Where TI's calculation of pin inductance and capacitance does become useful is when the chip has an internal termination, or frequencies have gone so high that it does become significant. I figure that if you're designing GHz serial links, you will not be scratching around on stack exchange looking for help, or you will be following the reference design board faithfully.

Impedance matching is tricky, but the role of a quarter wave transmission line is to map from one impedance to another. The actual impedance of the line will not match either the input or the output impedance - this is entirely expected.

However at a given frequency, when a correctly designed quarter wave line is inserted with the correct impedance, the output impedance will appear to the input as perfectly matched. In your case, the transformer will make the \$20\Omega\$ impedance appear as if it is a \$100\Omega\$ impedance meaning no mismatch. Essentially it guides the waves from one characteristic impedance to another.

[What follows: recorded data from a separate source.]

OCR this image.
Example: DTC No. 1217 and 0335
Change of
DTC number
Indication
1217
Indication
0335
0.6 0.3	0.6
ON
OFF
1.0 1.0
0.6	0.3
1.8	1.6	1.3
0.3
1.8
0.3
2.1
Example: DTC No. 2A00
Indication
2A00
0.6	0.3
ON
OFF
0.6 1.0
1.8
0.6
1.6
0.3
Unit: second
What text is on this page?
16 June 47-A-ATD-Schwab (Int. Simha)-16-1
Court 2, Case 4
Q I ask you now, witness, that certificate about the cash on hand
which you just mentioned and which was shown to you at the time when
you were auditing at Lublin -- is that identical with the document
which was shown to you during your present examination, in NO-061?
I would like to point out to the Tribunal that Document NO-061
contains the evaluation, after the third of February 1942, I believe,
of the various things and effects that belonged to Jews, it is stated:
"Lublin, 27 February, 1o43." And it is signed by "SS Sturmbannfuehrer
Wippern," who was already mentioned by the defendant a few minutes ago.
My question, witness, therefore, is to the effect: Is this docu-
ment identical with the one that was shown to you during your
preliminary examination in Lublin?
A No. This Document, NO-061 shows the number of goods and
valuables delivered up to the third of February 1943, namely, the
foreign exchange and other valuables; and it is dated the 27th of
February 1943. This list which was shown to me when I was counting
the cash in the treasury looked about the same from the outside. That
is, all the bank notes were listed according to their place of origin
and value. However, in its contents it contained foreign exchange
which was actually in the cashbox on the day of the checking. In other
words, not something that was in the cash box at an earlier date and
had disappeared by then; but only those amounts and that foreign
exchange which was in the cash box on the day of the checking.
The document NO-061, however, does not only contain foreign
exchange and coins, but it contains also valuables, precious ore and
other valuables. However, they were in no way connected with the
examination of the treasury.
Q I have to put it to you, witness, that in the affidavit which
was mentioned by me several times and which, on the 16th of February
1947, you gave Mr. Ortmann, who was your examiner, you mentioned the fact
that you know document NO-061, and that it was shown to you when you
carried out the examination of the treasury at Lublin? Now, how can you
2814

The easiest way to visualise this is on a Smith chart, plot the two points 0.4 (\$20\Omega\$) and 2 (\$100\Omega\$). Then draw a circle centred on the resistive/real axis (line down the middle) which intersects both points. You will find that this point is located at 0.894 (\$44.7\Omega\$) if your calculations are correct. This is shown below at \$500\mathrm{MHz}\$, but the frequency is only important when converting the electrical length to a physical length.

What a quarter wave transformer does is rotate a given point by \$180^\circ\$ around its characteristic impedance on the Smith chart (that's \$\lambda/4 = 90^\circ\$ forward plus \$90^\circ\$ reverse).

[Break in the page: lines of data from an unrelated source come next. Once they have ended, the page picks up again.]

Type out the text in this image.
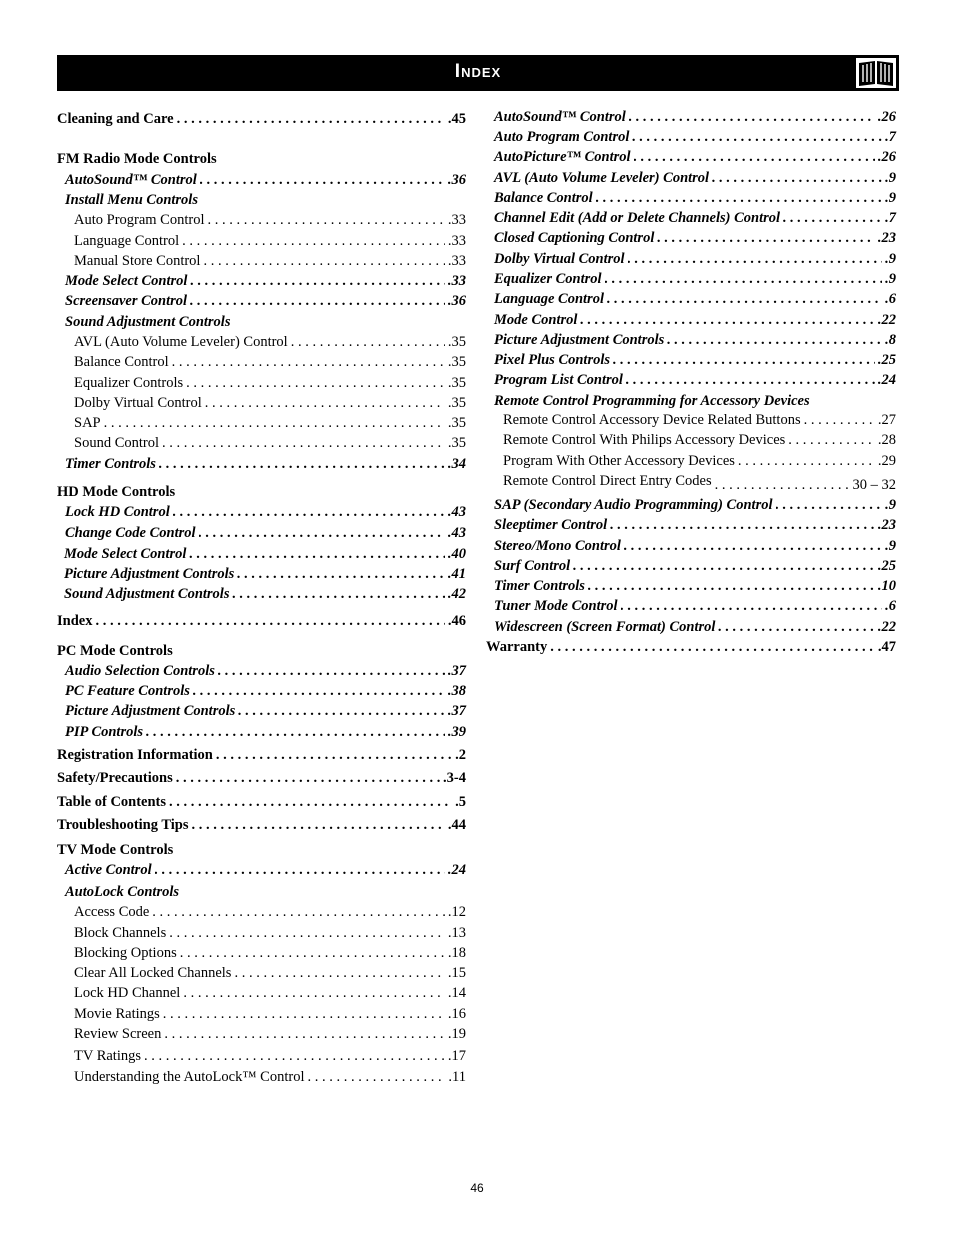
Index
Cleaning and Care . . .	.45
FM Radio Mode Controls
AutoSound™ Control . . .	.36
Install Menu Controls
Auto Program Control . . .	.33
Language Control . . .	.33
Manual Store Control . . .	.33
Mode Select Control . . .	.33
Screensaver Control . . .	.36
Sound Adjustment Controls
AVL (Auto Volume Leveler) Control . . .	.35
Balance Control . . .	.35
Equalizer Controls . . .	.35
Dolby Virtual Control . . .	.35
SAP . . .	.35
Sound Control . . .	.35
Timer Controls . . .	.34
HD Mode Controls
Lock HD Control . . .	.43
Change Code Control . . .	.43
Mode Select Control . . .	.40
Picture Adjustment Controls . . .	.41
Sound Adjustment Controls . . .	.42
Index . . .	.46
PC Mode Controls
Audio Selection Controls . . .	.37
PC Feature Controls . . .	.38
Picture Adjustment Controls . . .	.37
PIP Controls . . .	.39
Registration Information . . .	.2
Safety/Precautions . . .	.3-4
Table of Contents . . .	.5
Troubleshooting Tips . . .	.44
TV Mode Controls
Active Control . . .	.24
AutoLock Controls
Access Code . . .	.12
Block Channels . . .	.13
Blocking Options . . .	.18
Clear All Locked Channels . . .	.15
Lock HD Channel . . .	.14
Movie Ratings . . .	.16
Review Screen . . .	.19
TV Ratings . . .	.17
Understanding the AutoLock™ Control . . .	.11
AutoSound™ Control . . .	.26
Auto Program Control . . .	.7
AutoPicture™ Control . . .	.26
AVL (Auto Volume Leveler) Control . . .	.9
Balance Control . . .	.9
Channel Edit (Add or Delete Channels) Control . . .	.7
Closed Captioning Control . . .	.23
Dolby Virtual Control . . .	.9
Equalizer Control . . .	.9
Language Control . . .	.6
Mode Control . . .	.22
Picture Adjustment Controls . . .	.8
Pixel Plus Controls . . .	.25
Program List Control . . .	.24
Remote Control Programming for Accessory Devices
Remote Control Accessory Device Related Buttons . . .	.27
Remote Control With Philips Accessory Devices . . .	.28
Program With Other Accessory Devices . . .	.29
Remote Control Direct Entry Codes . . .	30 – 32
SAP (Secondary Audio Programming) Control . . .	.9
Sleeptimer Control . . .	.23
Stereo/Mono Control . . .	.9
Surf Control . . .	.25
Timer Controls . . .	.10
Tuner Mode Control . . .	.6
Widescreen (Screen Format) Control . . .	.22
Warranty . . .	.47
46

Exactly why it does this is complex. But the end result of a long derivation is that for a transmission line of impedance \$Z_0\$ connected to a load of impedance \$Z_L\$ and with a length \$l\$, then the impedance at the input is given by:

$$Z_{in}=Z_0\frac{Z_L+jZ_0\tan\left(\beta l\right)}{Z_0+jZ_L\tan\left(\beta l\right)}$$

That is an ugly equation, but it just so happens if the electrical length \$\beta l\$ is \$\lambda/4\$ (\$90^\circ\$), the \$\tan\$ part goes to infinity which allows the equation to be simplified to:

$$Z_{in}=Z_0\frac{Z_0}{Z_L}=\frac{(Z_0)^2}{Z_L}\rightarrow Z_0=\sqrt{\left(Z_{in}Z_L\right)}$$

Which is where your calculation comes from.

With the quarter wave transformer in place, the load appears as matched to the source. In other words, the transformer matches both of its interfaces, not just the input end.

You can also see from this equation why the transformer only works for a single frequency - because it relies on the physical length being \$\lambda/4\$. You can actually (generally using advanced design tools) achieve an approximate match over a range of frequencies - basically a close enough but not exact match.